From an aes­thetic stand­point, I con­sider fly­ing and sail­ing to be two sides of the same coin. The things that have called men to sea over the ages are the same ones that made them so envy the birds: the free­dom to roam near and far, the abil­ity to leave ter­res­trial cares be­hind, the power to be­come the no­tional master of one’s own fate. Sailors and pi­lots have the unique priv­i­lege of wit­ness­ing a thou­sand hid­den mo­ments of wild beauty that dirt dwellers can scarcely imag­ine. We de­rive im­mense sat­is­fac­tion from us­ing a life­time of ac­cu­mu­lated skill and knowl­edge to sur­vive and thrive in an in­trin­si­cally hos­tile en­vi­ron­ment. When Wind­bird is lean­ing hard on an up­wind beat and I spy a clue in the tell­tales and give a sheet a tweak and the boat digs in and surges ahead with re­newed vigor, spray fly­ing over the bow and wake gur­gling hap­pily be­hind, the plea­sure I de­rive from that mo­ment is hard to ex­plain to a non­sailor. A pi­lot, how­ever, would eas­ily rec­og­nize the feel­ing — for it is much the same as when a slight ca­ress of the yoke ex­pertly guides the ship onto the ILS, or when you dip a wing over a sun-dap­pled field and spy your shadow flit­ting among the corn rows, or the mo­ment your up­wind main tire kisses the pave­ment and stays planted in a feisty cross­wind.

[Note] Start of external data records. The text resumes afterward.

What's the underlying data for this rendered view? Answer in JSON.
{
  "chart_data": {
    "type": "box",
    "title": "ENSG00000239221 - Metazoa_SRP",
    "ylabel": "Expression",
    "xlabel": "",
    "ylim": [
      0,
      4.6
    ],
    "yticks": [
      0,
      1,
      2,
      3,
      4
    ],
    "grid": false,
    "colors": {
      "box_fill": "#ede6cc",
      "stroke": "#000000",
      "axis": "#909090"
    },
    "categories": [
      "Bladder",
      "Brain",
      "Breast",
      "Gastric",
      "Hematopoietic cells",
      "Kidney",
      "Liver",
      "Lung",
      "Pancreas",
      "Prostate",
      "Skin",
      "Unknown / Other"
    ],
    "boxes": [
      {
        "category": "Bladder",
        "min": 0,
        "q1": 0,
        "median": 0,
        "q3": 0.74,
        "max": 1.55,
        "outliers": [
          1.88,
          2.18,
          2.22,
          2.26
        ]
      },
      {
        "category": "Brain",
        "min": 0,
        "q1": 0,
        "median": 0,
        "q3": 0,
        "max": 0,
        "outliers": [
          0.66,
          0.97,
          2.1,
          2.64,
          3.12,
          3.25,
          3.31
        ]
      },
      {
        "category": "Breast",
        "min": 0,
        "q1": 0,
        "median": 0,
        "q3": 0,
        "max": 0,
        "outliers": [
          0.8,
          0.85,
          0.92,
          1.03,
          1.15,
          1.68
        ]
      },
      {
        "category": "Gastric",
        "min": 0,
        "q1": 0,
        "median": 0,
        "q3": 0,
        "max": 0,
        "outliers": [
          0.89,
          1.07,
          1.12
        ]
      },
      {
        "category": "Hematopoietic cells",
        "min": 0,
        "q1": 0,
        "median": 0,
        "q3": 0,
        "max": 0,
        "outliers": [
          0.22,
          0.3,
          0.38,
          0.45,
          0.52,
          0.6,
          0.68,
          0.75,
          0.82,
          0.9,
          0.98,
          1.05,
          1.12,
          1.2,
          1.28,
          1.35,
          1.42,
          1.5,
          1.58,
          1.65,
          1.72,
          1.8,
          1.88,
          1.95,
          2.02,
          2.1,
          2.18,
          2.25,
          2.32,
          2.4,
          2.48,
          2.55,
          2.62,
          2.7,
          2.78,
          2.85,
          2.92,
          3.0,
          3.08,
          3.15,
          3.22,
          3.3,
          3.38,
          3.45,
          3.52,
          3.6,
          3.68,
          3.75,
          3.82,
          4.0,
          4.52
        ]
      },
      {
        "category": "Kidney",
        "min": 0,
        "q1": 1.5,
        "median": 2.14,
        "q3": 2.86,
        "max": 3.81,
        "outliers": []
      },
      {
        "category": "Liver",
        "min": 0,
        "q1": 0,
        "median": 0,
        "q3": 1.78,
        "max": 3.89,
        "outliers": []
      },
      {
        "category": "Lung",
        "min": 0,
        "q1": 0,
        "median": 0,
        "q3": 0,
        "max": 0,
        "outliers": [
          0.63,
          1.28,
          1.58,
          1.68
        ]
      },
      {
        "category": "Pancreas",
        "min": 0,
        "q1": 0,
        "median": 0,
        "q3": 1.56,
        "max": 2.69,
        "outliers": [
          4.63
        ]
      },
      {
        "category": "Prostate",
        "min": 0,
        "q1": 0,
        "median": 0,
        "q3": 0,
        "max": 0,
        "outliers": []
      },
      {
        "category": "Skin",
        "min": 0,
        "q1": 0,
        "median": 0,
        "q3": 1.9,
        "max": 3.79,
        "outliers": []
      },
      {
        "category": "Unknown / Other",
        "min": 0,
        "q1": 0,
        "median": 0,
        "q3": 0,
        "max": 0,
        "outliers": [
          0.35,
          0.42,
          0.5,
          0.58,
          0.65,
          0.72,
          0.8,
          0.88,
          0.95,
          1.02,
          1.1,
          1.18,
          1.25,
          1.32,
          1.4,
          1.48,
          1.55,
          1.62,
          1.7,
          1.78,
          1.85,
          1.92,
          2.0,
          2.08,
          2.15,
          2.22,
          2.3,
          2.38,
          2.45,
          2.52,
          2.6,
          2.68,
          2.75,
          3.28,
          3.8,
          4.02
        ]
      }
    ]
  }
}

Af­ter ex­pe­ri­enc­ing life aloft and afloat, land liv­ing seems ter­ri­bly drab; it turns out that a taste for ad­ven­ture once de­vel­oped is not so eas­ily sated. Catch a flash of wing over­head and your heart leaps anew; spy a sail over the hori­zon and it calls you sea­ward. Fly­ing and sail­ing can both eas­ily morph into all-con­sum­ing ob­ses­sions, with nearly end­less av­enues for ex­pand­ing one’s in­ter­est. Mere mor­tals can scratch and claw their way to­ward mod­est goals through com­pro­mise and sac­ri­fice, while those more for­tu­nate can squan­der a siz­able for­tune with sur­pris­ing ease.

For Dawn and me, our twin pas­sions have re­sulted in a com­plete up­end­ing and re­order­ing of our life­style, and likely will again at some point in the fu­ture. The dis­com­fort of the up­heaval is tem­po­rary, while the re­wards are last­ing. If there’s one thing I’ve de­cided thus far in my time on this planet it is that life is too pre­cious and fleet­ing to be lived any other way than to the fullest.